Catholic priest receives reassignment as a result of prevention policy
By Terry Wallace
Associated Press

DALLAS (AP) — The longtime pastor of a prominent Dallas Catholic parish is fighting his reassignment for not conducting background checks of church workers under the diocese’s strict sexual abuse prevention policy.

In a letter faxed Sunday to Dallas Bishop Charles V. Grahmann, the Rev. Stephen W. Bierschenk of St. Thomas Aquinas Catholic Church said he has received the “overwhelming support of my parishioners” and that removing him “will unnecessarily damage the spiritual life of hundreds of people as well as my own.”

He adds that he will “invoke all my rights under the Canon Law of the Catholic Church” in objecting to the transfer to the small St. Michael Church in McKinney, north of Dallas.

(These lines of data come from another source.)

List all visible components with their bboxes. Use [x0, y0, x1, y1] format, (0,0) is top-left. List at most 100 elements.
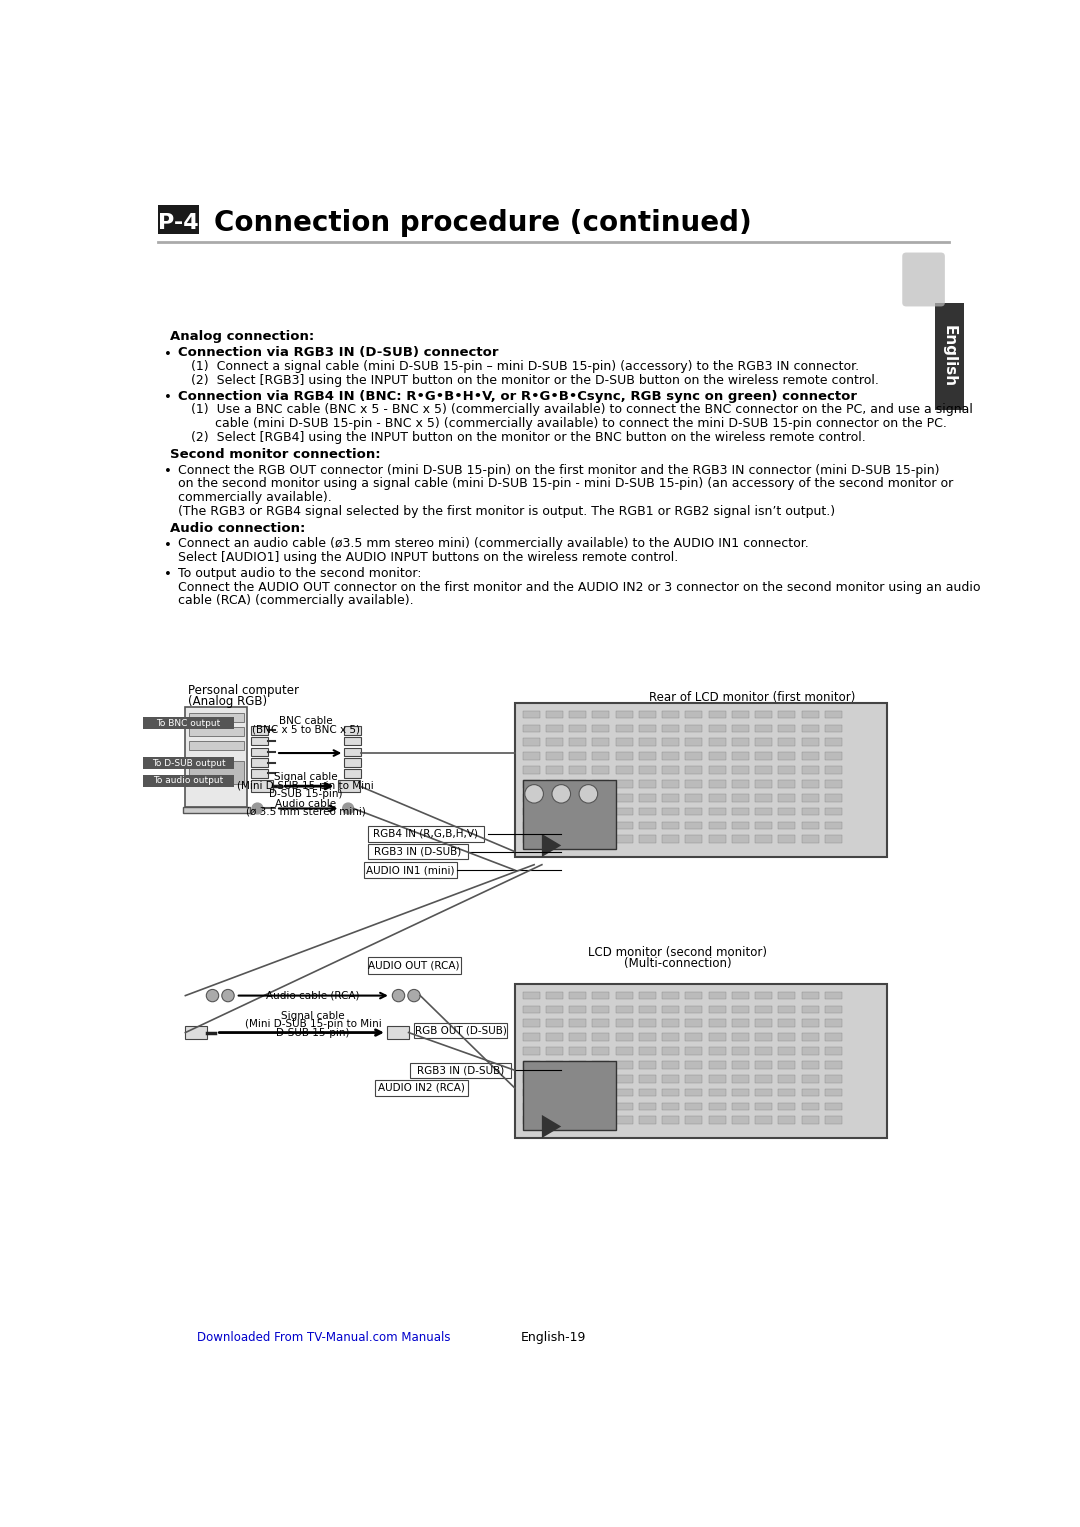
FancyBboxPatch shape: [523, 1006, 540, 1014]
FancyBboxPatch shape: [662, 1020, 679, 1028]
FancyBboxPatch shape: [545, 767, 563, 774]
FancyBboxPatch shape: [662, 1116, 679, 1124]
FancyBboxPatch shape: [616, 822, 633, 829]
FancyBboxPatch shape: [755, 739, 772, 747]
FancyBboxPatch shape: [755, 1061, 772, 1069]
FancyBboxPatch shape: [523, 724, 540, 733]
Text: To output audio to the second monitor:: To output audio to the second monitor:: [177, 567, 421, 580]
FancyBboxPatch shape: [592, 1048, 609, 1055]
Text: English: English: [942, 325, 957, 388]
Text: Audio cable: Audio cable: [275, 799, 336, 809]
Text: (ø 3.5 mm stereo mini): (ø 3.5 mm stereo mini): [245, 806, 365, 817]
FancyBboxPatch shape: [779, 1102, 795, 1110]
FancyBboxPatch shape: [616, 767, 633, 774]
FancyBboxPatch shape: [523, 1075, 540, 1083]
FancyBboxPatch shape: [825, 808, 841, 815]
FancyBboxPatch shape: [367, 957, 460, 974]
FancyBboxPatch shape: [755, 780, 772, 788]
FancyBboxPatch shape: [825, 991, 841, 1000]
FancyBboxPatch shape: [345, 727, 362, 734]
FancyBboxPatch shape: [569, 1006, 586, 1014]
FancyBboxPatch shape: [638, 1089, 656, 1096]
Text: Audio cable (RCA): Audio cable (RCA): [267, 989, 360, 1000]
FancyBboxPatch shape: [186, 1026, 207, 1038]
FancyBboxPatch shape: [569, 1089, 586, 1096]
FancyBboxPatch shape: [638, 780, 656, 788]
Text: (The RGB3 or RGB4 signal selected by the first monitor is output. The RGB1 or RG: (The RGB3 or RGB4 signal selected by the…: [177, 505, 835, 518]
Text: cable (RCA) (commercially available).: cable (RCA) (commercially available).: [177, 594, 414, 608]
FancyBboxPatch shape: [708, 1034, 726, 1041]
Text: Audio connection:: Audio connection:: [170, 522, 306, 534]
FancyBboxPatch shape: [662, 724, 679, 733]
FancyBboxPatch shape: [708, 710, 726, 718]
FancyBboxPatch shape: [345, 738, 362, 745]
FancyBboxPatch shape: [616, 1102, 633, 1110]
Text: (2)  Select [RGB4] using the INPUT button on the monitor or the BNC button on th: (2) Select [RGB4] using the INPUT button…: [191, 431, 865, 444]
FancyBboxPatch shape: [662, 822, 679, 829]
FancyBboxPatch shape: [779, 767, 795, 774]
FancyBboxPatch shape: [638, 739, 656, 747]
FancyBboxPatch shape: [592, 991, 609, 1000]
Text: Second monitor connection:: Second monitor connection:: [170, 447, 380, 461]
FancyBboxPatch shape: [685, 739, 702, 747]
FancyBboxPatch shape: [523, 1102, 540, 1110]
FancyBboxPatch shape: [662, 753, 679, 760]
FancyBboxPatch shape: [732, 710, 748, 718]
FancyBboxPatch shape: [685, 710, 702, 718]
Text: AUDIO IN1 (mini): AUDIO IN1 (mini): [366, 866, 455, 875]
FancyBboxPatch shape: [708, 1102, 726, 1110]
FancyBboxPatch shape: [732, 1075, 748, 1083]
FancyBboxPatch shape: [779, 1006, 795, 1014]
Text: Signal cable: Signal cable: [273, 773, 337, 782]
FancyBboxPatch shape: [345, 770, 362, 777]
Text: To BNC output: To BNC output: [157, 719, 220, 727]
FancyBboxPatch shape: [685, 1075, 702, 1083]
FancyBboxPatch shape: [685, 1102, 702, 1110]
FancyBboxPatch shape: [825, 767, 841, 774]
FancyBboxPatch shape: [662, 780, 679, 788]
FancyBboxPatch shape: [159, 205, 199, 234]
FancyBboxPatch shape: [755, 822, 772, 829]
FancyBboxPatch shape: [545, 1048, 563, 1055]
FancyBboxPatch shape: [616, 808, 633, 815]
FancyBboxPatch shape: [801, 822, 819, 829]
FancyBboxPatch shape: [545, 1102, 563, 1110]
FancyBboxPatch shape: [592, 767, 609, 774]
FancyBboxPatch shape: [662, 1034, 679, 1041]
FancyBboxPatch shape: [685, 1048, 702, 1055]
FancyBboxPatch shape: [616, 710, 633, 718]
Text: (Analog RGB): (Analog RGB): [188, 695, 267, 707]
FancyBboxPatch shape: [801, 1116, 819, 1124]
FancyBboxPatch shape: [523, 780, 540, 788]
FancyBboxPatch shape: [801, 1075, 819, 1083]
Text: commercially available).: commercially available).: [177, 492, 332, 504]
FancyBboxPatch shape: [616, 1048, 633, 1055]
FancyBboxPatch shape: [616, 1089, 633, 1096]
Text: (Mini D-SUB 15-pin to Mini: (Mini D-SUB 15-pin to Mini: [245, 1020, 381, 1029]
FancyBboxPatch shape: [708, 822, 726, 829]
FancyBboxPatch shape: [801, 794, 819, 802]
FancyBboxPatch shape: [616, 739, 633, 747]
FancyBboxPatch shape: [779, 1034, 795, 1041]
Text: cable (mini D-SUB 15-pin - BNC x 5) (commercially available) to connect the mini: cable (mini D-SUB 15-pin - BNC x 5) (com…: [191, 417, 947, 431]
FancyBboxPatch shape: [616, 1034, 633, 1041]
FancyBboxPatch shape: [414, 1023, 507, 1038]
FancyBboxPatch shape: [902, 252, 945, 307]
FancyBboxPatch shape: [825, 710, 841, 718]
FancyBboxPatch shape: [592, 1006, 609, 1014]
FancyBboxPatch shape: [662, 710, 679, 718]
FancyBboxPatch shape: [779, 1048, 795, 1055]
FancyBboxPatch shape: [569, 753, 586, 760]
FancyBboxPatch shape: [616, 1006, 633, 1014]
FancyBboxPatch shape: [708, 1116, 726, 1124]
Text: AUDIO OUT (RCA): AUDIO OUT (RCA): [368, 960, 460, 971]
Text: Personal computer: Personal computer: [188, 684, 299, 696]
FancyBboxPatch shape: [592, 1089, 609, 1096]
FancyBboxPatch shape: [638, 835, 656, 843]
FancyBboxPatch shape: [755, 1020, 772, 1028]
FancyBboxPatch shape: [592, 1020, 609, 1028]
FancyBboxPatch shape: [523, 794, 540, 802]
FancyBboxPatch shape: [638, 767, 656, 774]
FancyBboxPatch shape: [515, 983, 887, 1138]
FancyBboxPatch shape: [755, 991, 772, 1000]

Bierschenk’s supporters said they planned a candlelight vigil outside the church Monday evening as Grahmann confirmed St. Thomas Aquinas eighth-graders inside.

Arch McColl, the priest’s civil attorney, said Monday that canon law protects priests from punitive reassignments without due process.

“They’ve kept things secret from him. They’ve flashed 15 pages of documents at him and not provided him with copies,” said McColl, who also leads a loosely organized group of parish supporters.

At Saturday afternoon and Sunday masses, Bierschenk told parishioners that the diocese was removing him for failing to conduct required background checks.

In his message, which also was posted on the parish Web site, Bierschenk said he met April 9 with Grahmann and his coadjutor, Bishop Joseph Galante, and chancellor Mary Edlund. He said the trio told him the parish school “received very good marks” for compliance with the diocesan policy, but workers in the church office, a religious education program and the church’s youth ministry as well as parish volunteers had not been checked.